Lutte éternelle entre démocrates et antidémocrates

Contrairement à un lieu commun il n’existe pas des démocraties face à des dictatures, mais partout la même lutte entre les deux camps avec seulement des moments et des endroits, où dans le rapport de forces, l’une domine plutôt l’autre. Le lieu commun vient de ce rapport de forces : quand la démocratie domine elle s’en glorifie pour faire oublier sa fragilité, et de ce fait, se fragilise encore plus car une démocratie qui fait du sur place, recule ! La démocratie est par définition inachevée, et découvrir qu’elle est inachevée est un des moyens de sa remise en cause par les antidémocrates. Comme pour la science.

Cette lutte éternelle sur le plan politique, est en lien avec la lutte des classes sur le plan social.

Il existe des forces économiques plutôt tournées vers la démocratie et à travers l’histoire, il s’agit du monde des petits, face au monde des gros. Petits artisans, petits paysans propriétaires, petits fonctionnaires et même dans l’église des curés furent longtemps des agents de la démocratie.

Le développement du capitalisme a donné force et organisation au monde ouvrier dont Marx a déduit qu’en se changeant en classe ouvrière, il devenait la force révolutionnaire, mais à condition de changer le rapport de forces entre démocratie et anti démocratie, au nom du besoin de dictature du prolétariat, face à la dictature du capital, l’objectif démocratique étant repoussé à plus tard.
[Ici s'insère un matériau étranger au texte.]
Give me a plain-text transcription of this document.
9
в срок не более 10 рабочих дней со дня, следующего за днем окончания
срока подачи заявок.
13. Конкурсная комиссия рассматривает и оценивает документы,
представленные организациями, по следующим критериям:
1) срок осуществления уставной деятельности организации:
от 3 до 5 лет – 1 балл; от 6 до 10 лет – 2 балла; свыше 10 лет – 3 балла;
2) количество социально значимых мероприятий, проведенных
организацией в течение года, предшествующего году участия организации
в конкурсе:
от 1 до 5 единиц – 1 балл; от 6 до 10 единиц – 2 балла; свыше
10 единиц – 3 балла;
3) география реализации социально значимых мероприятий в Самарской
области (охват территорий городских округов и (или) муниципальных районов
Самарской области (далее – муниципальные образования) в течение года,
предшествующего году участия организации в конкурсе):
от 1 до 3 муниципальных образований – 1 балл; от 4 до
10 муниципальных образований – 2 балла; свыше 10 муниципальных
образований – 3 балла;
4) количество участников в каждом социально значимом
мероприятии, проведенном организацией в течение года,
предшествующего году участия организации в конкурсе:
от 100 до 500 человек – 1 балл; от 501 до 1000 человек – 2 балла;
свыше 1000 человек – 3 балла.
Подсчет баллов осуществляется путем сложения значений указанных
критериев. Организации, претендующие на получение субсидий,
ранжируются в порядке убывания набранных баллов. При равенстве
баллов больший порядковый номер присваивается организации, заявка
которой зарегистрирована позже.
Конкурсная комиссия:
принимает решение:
Historiquement cette stratégie a conduit à deux impasses : l’Etat devenant la nouvelle force économique constitua une nouvelle classe dominante, et le lien coupé avec les anciennes forces de la démocratie dite bourgeoise, ne pouvait que renforcer la dite nouvelle classe dominante.

Dans ce rapport de forces la question paysanne a été majeure.

La preuve est venue de la Hongrie révolutionnaire de 1918. La décision de collectiviser les terres plutôt que de les distribuer à des paysans ne pouvait que rompre une alliance pourtant prometteuse, alliance qui a fait le succès de la révolution française de 1789 après l’épisode de la Grande Peur. En Russie la question était un peu différente vu que le petit paysan producteur y était plus rare qu’en Hongrie, mais la collectivisation qui se produira plus tard aura les mêmes effets : tuer la révolution.

La lutte politique n’est possible pour les démocrates que s’ils ont une part réelle d’indépendance économique les conduisant à susciter des forces porteuses de cette indépendance, d’où le statut des fonctionnaires en France.

Le capitalisme comme Marx l’avait analysé s’est concentré et se concentre de plus en plus et ce faisant il fait disparaître le tissus économique capable de le remettre en cause sur le plan politique.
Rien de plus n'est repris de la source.